Fiction for Young Adults is as sophisticated and varied as fiction for adults. Generally, YA fiction targets 13 - 18 year olds, but of course many adults enjoy it too. The only notable difference is that language, sexual and violent content tends to be kept mild and to a minimum - more on that later. As YA fiction becomes more dominant in the market, it seems to be sub-dividing, much like film ratings have - think Middle Grade like 12A, Upper Middle Grade 12, Teen 15, Young Adult 18 - but as yet the umbrella genre is still YA (and Children for 12 and under). There is also an exciting new genre called New Adult which is aimed at 18 - 30 year olds.
YA fiction is in many ways more challenging to write than adult fiction. Unless you are an author under 20 years of age (which most aren't - me included!) the most important element to get right is the 'voice' of the age group you're writing for. Having been writing my debut novel (and redrafting and redrafting and redrafting) for over five years, I've discovered a number of ways to try to do this:
Firstly, read successful or highly praised YA fiction. Then read the less successful ones. If you're writing fantasy, immerse yourself in The Hunger Games, Twilight, His Dark Materials. If you're not, still read them. It's a good idea to dip into different YA genres to find patterns in the young adult 'voice'. The broader your understanding of YA fiction, I think the better your own writing will be. I don't enjoy reading horror (because I'm a scaredy-puss) but I made myself read 'The Enemy' series by Charlie Higson and was blown-away by the humour. For my YA recommendations, click on the tab or link below.
TALK TO A TEENAGER (OR TWO OR THREE)
Secondly, delve into your own memories of being a teenager. The emotions and fears don't change, even if the language does. I've found reading the book reviews on Amazon and Good Reads written by teenagers about YA fiction really enlightening. What do they rate? What drives them crazy? Quite often it's toe-curling dialogue or a main character who lacks believability. Worse still, is a main character who is not aged 14, 15 or 16 (for Teen readers) or 17, 18 (for Young Adult readers). It's not always true ('My Sister Lives on the Mantelpiece' is a fine example of great YA fiction centred around a character who is 10) but generally, the main character of YA fiction should be a young adult themselves. If you know teenagers (which you really should do!) then ask them their book likes and dislikes.
DITCH THE PARENTS
The best advice I've had was from a teenager who told me to 'cut out the parents'. Well, I didn't dump them entirely but it definitely spun the novel I'd been writing on its head. Later I stumbled across this quote attributed to Philip Pullman:
“As Jane Austen might have put it: It is a truth universally acknowledged that young protagonists in search of adventure must ditch their parents.”

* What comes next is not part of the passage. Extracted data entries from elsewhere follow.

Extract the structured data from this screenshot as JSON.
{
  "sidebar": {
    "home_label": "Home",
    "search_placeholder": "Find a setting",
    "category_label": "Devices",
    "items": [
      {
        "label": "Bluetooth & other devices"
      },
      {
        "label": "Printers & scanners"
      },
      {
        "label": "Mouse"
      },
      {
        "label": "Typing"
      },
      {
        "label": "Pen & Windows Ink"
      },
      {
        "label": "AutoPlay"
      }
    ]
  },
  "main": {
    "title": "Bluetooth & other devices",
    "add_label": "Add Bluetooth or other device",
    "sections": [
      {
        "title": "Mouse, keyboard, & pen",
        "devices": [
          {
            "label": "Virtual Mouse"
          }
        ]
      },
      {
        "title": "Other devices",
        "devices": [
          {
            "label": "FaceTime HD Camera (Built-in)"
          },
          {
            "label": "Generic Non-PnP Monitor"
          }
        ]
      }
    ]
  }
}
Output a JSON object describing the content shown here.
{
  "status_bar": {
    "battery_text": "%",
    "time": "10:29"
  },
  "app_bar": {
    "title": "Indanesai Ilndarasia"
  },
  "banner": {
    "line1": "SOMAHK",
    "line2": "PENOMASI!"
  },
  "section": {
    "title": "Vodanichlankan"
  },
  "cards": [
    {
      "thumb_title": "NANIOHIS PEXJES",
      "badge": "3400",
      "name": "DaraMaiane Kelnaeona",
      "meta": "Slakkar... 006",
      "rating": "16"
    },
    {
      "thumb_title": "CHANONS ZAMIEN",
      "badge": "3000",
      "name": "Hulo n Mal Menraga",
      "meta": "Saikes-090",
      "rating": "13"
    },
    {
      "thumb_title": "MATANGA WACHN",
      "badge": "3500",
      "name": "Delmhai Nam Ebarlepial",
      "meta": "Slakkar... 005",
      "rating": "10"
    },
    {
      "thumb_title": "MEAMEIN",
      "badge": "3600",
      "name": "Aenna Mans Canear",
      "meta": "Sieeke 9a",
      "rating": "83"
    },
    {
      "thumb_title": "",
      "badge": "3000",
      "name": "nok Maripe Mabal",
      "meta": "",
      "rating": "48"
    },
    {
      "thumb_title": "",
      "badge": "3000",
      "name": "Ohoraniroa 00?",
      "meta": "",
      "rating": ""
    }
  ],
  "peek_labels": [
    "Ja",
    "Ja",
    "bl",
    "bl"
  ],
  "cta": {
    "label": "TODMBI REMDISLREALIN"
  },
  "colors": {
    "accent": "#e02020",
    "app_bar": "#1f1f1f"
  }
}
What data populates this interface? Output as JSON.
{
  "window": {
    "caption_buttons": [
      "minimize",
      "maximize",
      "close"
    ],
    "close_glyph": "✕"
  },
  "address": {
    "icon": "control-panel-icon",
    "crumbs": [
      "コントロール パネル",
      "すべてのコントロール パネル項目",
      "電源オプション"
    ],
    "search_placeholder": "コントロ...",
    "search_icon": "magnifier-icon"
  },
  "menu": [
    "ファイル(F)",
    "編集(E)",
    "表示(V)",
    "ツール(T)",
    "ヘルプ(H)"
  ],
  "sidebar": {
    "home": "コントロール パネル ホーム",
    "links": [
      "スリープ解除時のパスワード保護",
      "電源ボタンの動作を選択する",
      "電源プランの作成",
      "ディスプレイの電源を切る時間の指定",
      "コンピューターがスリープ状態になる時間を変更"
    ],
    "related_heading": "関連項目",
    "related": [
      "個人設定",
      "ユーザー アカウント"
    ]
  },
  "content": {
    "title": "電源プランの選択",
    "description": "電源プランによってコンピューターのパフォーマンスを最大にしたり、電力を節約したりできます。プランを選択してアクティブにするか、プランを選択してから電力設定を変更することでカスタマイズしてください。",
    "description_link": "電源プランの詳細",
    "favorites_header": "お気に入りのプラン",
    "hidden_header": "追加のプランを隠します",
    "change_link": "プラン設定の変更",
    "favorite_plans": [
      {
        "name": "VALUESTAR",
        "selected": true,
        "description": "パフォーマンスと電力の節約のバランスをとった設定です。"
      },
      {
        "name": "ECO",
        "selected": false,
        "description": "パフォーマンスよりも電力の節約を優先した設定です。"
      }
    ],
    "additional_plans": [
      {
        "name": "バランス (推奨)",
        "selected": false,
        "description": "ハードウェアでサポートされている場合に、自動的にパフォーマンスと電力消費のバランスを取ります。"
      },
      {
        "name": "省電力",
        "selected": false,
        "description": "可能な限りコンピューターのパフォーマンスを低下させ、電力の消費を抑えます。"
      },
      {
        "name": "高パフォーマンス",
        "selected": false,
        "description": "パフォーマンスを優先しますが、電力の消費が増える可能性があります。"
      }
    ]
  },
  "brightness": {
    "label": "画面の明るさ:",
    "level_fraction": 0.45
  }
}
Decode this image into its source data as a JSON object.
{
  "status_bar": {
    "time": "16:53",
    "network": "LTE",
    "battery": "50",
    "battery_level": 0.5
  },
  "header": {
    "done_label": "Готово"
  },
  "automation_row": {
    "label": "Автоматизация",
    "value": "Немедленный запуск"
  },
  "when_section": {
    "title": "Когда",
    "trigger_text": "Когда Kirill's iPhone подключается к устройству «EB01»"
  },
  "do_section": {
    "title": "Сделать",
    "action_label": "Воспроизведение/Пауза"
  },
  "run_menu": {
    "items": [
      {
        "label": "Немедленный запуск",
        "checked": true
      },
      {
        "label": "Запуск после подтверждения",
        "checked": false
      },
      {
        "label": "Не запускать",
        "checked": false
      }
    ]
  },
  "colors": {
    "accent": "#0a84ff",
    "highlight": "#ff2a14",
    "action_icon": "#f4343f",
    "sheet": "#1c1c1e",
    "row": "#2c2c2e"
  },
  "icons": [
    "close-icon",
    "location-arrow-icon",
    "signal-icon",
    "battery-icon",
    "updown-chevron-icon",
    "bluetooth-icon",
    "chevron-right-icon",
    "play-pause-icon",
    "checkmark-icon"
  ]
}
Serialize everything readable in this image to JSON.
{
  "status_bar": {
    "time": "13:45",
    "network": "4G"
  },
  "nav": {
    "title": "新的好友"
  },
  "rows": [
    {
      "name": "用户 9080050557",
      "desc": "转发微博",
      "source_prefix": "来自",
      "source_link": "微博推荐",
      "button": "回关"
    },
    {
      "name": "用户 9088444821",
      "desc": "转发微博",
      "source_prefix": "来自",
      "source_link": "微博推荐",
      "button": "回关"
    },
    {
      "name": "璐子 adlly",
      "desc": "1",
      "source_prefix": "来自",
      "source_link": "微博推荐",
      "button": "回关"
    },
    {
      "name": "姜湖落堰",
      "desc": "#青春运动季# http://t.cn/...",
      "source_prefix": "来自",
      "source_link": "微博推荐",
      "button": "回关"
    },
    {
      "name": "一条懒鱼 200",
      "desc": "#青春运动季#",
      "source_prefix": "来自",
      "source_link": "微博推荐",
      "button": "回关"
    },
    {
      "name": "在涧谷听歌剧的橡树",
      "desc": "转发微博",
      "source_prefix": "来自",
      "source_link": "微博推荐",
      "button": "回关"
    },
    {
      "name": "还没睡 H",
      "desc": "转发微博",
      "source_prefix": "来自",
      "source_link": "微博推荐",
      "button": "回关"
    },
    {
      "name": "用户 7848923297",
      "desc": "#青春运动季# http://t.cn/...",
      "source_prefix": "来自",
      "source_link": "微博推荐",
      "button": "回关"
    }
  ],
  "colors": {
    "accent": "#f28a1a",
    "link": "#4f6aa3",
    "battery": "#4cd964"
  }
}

Of course, adults in YA fiction can provide great characters (think Dumbledor) but they are best shown through the eyes of a teenager. Your YA readers may well perceive a character very differently to you. Where you might have intended a restrained father they might only see an unlikeable, unloving man. In the same breath, don't underestimate how much children and young adults do perceive and understand. I don't think it's necessary to always spell out a character's intent or actions.
SWEARING AND SEX
Thirdly, language and sex. A hurdle to conveying a 'true' young adult voice is the limitation on bad language. Most teenagers I know swear. The problem with including too many 'f' words (or any at all) is adult censorship - from the purchasing parent to recommendations from librarians. Adult censorship may prevent a young adult getting hold of a great story so if you want your book to be read by as many young adults as possible, it may be wise to tone down the language.
Sex in YA can be difficult to get right too. It should always be done in keeping with the story. Rachel Ward's sex scene in Numbers is a good example, both necessary to the plot and well-handled. Remember, many readers will have little or no experience so it can't be unrealistic or romanticised or gratuitous. Recall your own 'first time' and focus on how you felt, rather than the mechanics too much.
To sum up, I suggest if you're thinking of writing YA fiction, be sure of your audience, their loves and loathes, and use a voice that is your own. Rediscover the teenager you were - which may be easier for some! And most of all, love reading YA fiction.